Video-sharing platform TikTok has become the first app that isn’t a mobile game to generate $10 billion in global consumer spending, according to a new report, and is expected to become the highest earning app ever.

The other four apps identified by app intelligence provider data.ai as having reached the milestone are all games: Candy Crush Saga from Activision Blizzard, Honor of Kings by Tencent, Monster Strike from Mixi and Supercell’s Clash of Clans.

Candy Crush is the current all-time top earner with than $12 billion in lifetime user spending, according to the Monday report. The totals are based on revenue derived from Google Play and Apple’s iOS App Store. But TikTok is expected to be even bigger than the popular game.

“TikTok is poised to become the highest earning mobile app ever — approaching the $15 billion milestone in 2024. Consumers are spending over $11 million per day tipping their favorite content creators, propelling TikTok past the world’s most lucrative mobile game to date,” Lexi Sydow, head of insights at data.ai, said in a statement introducing the report.

“TikTokers are poised to spend a 40-hour work week each month in the app by the end of 2024, [which is up] 22% from 2023,” she added.

The spending comes from TikTok’s in-app purchases of “coins,” which can be used to buy gifts for influencers on the platform. These gifts reward creators for their content and can be cashed out, with TikTok retaining 50% of the payout.

According to data.ai, TikTok’s most popular in-app purchase this year has been its bundle of 1,321 coins for $19.99, which said it makes up about a quarter of the app’s in-app revenue.

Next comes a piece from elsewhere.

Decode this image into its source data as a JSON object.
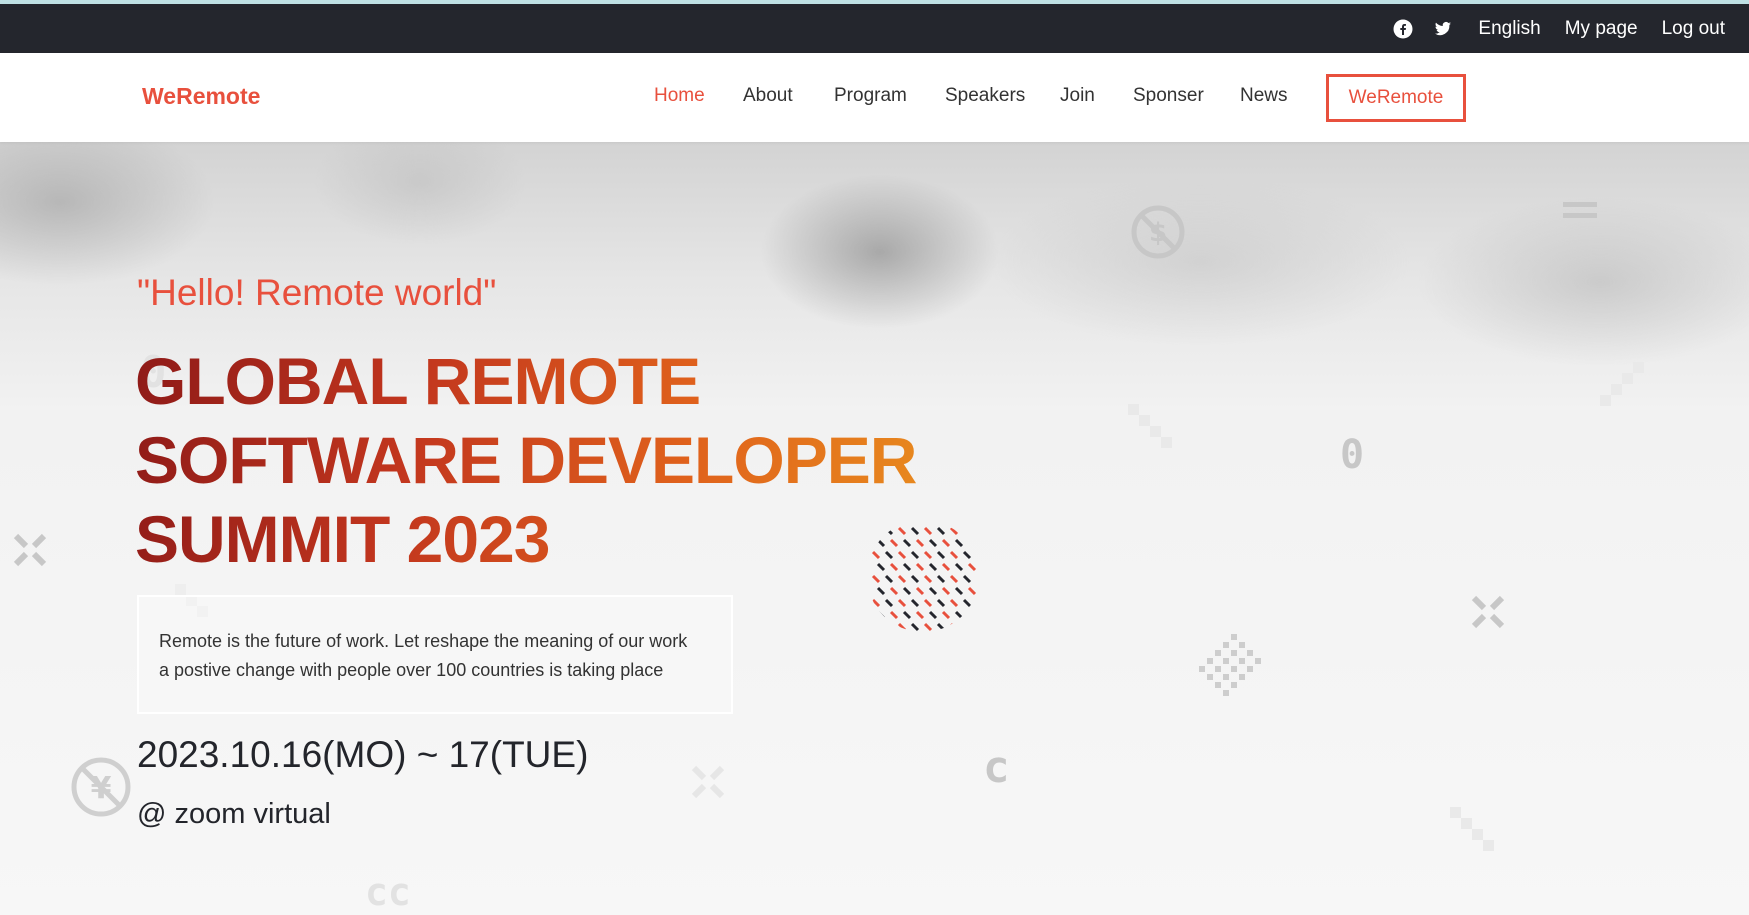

Besides in-app spending, the wildly popular short-form video app has other other revenue streams including advertising and e-commerce.

The data provider said dating app Tinder and video platform YouTube are the next closest apps to the $10 billion milestone, but they trail TikTok by between $2 and $3 billion as 2023 comes to a close.

TikTok, owned by China’s ByteDance has won a pair of back-to-back court victories in the United States early this month that are likely to make it harder for the company’s critics to clamp down on it.

Concerns about TikTok’s connections to China have led governments worldwide to ban the app on official devices. The app has also been accused of addicting teen users and causing other mental health harms, which TikTok denies.